Opinion
No. CA 89-417
Opinion Delivered May 16, 1990
1. PARENT CHILD — CUSTODY — STATUTE ABOLISHED ANY GENDER-BASED PRESUMPTION OR LEGAL PREFERENCE. — Ark. Code Ann. 9-13-101 (1987) abolished any gender-based presumption or legal preference with respect to child custody actions. 2. PARENT CHILD — CUSTODY — CHANCELLOR ERRED IN GRANTING CUSTODY TO THE MOTHER ON THE BASIS OF HER SEX. — Where it was clear from the chancellor's remarks that his general view that young girls should be raised by their mothers was given the force of a presumption in deciding the custody issue, the case was remanded to determine whether the welfare and best interests of the children would be best served by granting custody to the mother or father.
Appeal from Union Chancery Court; Edward P. Jones, Chancellor; reversed and remanded.
Pat Hall, for appellant.
Spencer, Spencer, Depper Guthrie, by: David F. Guthrie, for appellee.
The parties in this child custody case were divorced by a decree dated May 10, 1989. Custody of the parties' children was granted to the appellee. From that decision, comes this appeal.
For reversal, the appellant contends that the chancellor erred in granting custody to the mother on the basis of her sex. We agree, and we reverse and remand.
The record shows that the chancellor conducted a hearing on child custody in which the parties presented evidence that would support a finding that either parent would be fit to exercise custody over their two girls, age four and ten. At the conclusion of the hearing, the chancellor made the following findings from the bench:
. . . I would not really worry and be troubled if these two girls were in the custody of either one of you. You've satisfied me that they would be well cared for by either one of you and I think both of you know that. I'm not saying that your relationship with Mr. Allen doesn't have any relevance here because it does. Moral attitudes and so forth do have some relevance and should be considered in trying to decide when the decision has to be made of where custody is, of which parent should have custody and I have taken that into account. But also involved, in my opinion, and people may differ on this — in my opinion, girls of the age of four and ten, maybe more with four than ten, have and should have a relationship with their mother that you can't give them, and that I don't think any father can give them. That's extremely important and to me that has to be overcome to reach the conclusion that custody should not be with the mother. I haven't been able to get past that here today.
[Emphasis supplied].
[1, 2] It is clear from the chancellor's remarks that his general view that young girls should be raised by their mothers was given the force of a presumption in deciding the custody issue. This was contrary to Ark. Code Ann. 9-13-101 (1987), which provides that:
In an action for divorce, the award of custody of the children of the marriage shall be made without regard to the sex of the parent but solely in accordance with the welfare and best interests of the children.
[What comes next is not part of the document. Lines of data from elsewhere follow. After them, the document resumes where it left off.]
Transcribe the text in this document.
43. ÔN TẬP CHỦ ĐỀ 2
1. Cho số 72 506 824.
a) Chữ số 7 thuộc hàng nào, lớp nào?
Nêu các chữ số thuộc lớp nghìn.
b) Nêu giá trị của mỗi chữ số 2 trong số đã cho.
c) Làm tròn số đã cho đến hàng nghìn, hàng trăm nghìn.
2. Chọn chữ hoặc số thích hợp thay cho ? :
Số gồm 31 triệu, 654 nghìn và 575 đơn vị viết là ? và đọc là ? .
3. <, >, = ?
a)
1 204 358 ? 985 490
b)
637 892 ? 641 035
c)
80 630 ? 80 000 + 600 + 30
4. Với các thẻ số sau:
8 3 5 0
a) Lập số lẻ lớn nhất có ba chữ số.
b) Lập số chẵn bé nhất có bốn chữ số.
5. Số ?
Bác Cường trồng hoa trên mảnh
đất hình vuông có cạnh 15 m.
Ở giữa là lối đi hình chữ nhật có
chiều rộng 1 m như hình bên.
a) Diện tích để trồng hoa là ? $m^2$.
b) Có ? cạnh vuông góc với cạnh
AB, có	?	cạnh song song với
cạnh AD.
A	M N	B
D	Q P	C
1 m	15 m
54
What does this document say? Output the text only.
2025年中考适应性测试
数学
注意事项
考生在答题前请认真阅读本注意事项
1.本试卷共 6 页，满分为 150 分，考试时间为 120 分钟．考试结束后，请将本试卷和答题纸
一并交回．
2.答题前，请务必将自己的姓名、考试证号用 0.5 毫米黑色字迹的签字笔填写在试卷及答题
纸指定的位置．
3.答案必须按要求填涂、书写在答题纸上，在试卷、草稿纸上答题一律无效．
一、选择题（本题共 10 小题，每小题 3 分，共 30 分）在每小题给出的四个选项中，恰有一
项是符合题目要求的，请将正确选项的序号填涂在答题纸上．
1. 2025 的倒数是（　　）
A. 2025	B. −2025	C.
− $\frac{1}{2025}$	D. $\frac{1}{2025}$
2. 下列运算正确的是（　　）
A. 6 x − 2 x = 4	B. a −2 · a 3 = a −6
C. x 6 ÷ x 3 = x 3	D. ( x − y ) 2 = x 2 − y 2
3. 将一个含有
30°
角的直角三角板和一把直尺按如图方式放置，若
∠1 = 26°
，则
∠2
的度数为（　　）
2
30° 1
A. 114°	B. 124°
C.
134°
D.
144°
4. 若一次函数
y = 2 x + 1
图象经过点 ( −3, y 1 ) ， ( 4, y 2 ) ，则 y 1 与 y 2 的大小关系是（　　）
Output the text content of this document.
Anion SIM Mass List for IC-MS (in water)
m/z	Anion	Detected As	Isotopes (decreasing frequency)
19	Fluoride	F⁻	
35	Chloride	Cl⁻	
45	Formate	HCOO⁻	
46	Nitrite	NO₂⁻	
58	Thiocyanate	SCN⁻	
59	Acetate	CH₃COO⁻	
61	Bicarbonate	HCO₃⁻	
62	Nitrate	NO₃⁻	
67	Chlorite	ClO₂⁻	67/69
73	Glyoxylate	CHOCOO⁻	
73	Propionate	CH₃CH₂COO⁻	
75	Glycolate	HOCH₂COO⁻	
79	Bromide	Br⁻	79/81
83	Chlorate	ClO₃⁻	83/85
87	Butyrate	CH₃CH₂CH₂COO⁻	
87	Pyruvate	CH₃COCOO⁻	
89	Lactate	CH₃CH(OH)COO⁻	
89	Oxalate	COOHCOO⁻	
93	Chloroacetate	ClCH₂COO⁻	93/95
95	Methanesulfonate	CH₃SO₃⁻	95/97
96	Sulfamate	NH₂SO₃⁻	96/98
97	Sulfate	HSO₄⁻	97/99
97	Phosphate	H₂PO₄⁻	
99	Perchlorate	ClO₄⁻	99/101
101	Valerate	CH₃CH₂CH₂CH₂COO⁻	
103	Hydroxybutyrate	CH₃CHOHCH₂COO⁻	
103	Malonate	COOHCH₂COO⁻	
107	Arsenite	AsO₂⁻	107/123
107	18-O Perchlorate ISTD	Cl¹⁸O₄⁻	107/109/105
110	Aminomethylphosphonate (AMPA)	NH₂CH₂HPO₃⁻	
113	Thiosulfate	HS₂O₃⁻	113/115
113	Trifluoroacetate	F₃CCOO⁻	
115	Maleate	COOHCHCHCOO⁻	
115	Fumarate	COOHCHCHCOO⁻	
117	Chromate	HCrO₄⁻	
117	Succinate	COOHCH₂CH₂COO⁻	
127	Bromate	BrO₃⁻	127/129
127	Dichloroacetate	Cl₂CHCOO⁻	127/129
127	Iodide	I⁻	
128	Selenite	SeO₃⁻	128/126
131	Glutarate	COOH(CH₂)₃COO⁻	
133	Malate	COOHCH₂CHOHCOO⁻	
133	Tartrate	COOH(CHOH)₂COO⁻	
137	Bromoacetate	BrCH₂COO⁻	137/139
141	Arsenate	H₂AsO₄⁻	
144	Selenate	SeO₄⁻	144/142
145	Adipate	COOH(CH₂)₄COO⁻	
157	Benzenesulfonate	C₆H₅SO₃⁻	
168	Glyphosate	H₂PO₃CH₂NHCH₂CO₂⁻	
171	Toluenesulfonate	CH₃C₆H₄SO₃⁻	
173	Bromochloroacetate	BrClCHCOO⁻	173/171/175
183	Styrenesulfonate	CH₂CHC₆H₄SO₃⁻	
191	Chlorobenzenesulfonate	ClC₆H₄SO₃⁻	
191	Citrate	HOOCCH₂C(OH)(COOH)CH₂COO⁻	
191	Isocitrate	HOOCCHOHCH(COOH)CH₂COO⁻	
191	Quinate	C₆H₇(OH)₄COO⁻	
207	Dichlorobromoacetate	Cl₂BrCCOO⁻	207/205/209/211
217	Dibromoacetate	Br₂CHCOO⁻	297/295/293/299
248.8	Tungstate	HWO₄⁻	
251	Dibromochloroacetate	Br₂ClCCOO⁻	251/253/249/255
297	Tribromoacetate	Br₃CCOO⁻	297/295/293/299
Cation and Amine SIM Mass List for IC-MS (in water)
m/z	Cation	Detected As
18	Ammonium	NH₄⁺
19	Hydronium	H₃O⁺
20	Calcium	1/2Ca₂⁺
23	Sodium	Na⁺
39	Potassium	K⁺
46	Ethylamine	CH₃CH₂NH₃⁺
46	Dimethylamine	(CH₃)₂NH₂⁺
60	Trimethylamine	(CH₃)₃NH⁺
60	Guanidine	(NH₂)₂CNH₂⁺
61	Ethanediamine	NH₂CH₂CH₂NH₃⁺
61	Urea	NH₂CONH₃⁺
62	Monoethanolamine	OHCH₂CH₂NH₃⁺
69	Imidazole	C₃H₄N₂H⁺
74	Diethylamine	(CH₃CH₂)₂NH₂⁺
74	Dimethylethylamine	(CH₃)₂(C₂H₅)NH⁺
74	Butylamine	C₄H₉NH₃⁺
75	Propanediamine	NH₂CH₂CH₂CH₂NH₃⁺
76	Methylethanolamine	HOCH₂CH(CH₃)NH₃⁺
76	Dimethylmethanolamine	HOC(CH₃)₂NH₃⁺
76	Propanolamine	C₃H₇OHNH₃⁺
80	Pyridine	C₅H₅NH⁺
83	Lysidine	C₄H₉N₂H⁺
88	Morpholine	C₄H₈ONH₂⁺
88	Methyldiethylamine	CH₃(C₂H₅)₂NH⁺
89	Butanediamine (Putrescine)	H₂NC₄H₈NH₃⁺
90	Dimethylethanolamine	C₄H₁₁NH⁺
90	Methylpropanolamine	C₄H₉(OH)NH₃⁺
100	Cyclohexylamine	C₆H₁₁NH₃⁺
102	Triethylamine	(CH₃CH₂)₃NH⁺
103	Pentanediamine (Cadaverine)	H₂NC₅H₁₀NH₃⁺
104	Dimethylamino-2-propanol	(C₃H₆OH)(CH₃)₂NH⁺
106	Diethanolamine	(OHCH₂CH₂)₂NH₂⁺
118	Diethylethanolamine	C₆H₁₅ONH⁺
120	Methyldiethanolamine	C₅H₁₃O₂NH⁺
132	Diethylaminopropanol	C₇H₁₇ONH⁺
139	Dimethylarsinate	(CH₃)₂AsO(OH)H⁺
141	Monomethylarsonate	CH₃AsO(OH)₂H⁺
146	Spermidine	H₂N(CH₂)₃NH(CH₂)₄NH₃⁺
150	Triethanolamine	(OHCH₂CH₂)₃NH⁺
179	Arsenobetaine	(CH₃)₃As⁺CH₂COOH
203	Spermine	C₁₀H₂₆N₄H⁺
This statute abolished any gender-based presumption or legal preference with respect to child custody actions. Drewry v. Drewry, 3 Ark. App. 97, 622 S.W.2d 206 (1981). Under its terms, the chancellor must abandon generalizations and decide questions of custody on an individualized basis: the question is not whether young girls should, in general, be placed in the custody of their mothers, but rather whether the welfare and best interests of these particular children would be best served by granting custody to this particular mother or father. Because of the unparalleled importance of the chancellor's observations in child custody cases, we remand for the chancellor to make this determination. See Watts v. Watts, 17 Ark. App. 253, 707 S.W.2d 777 (1986).
Reversed and remanded.
Corbin, C.J., and Jennings, J., agree.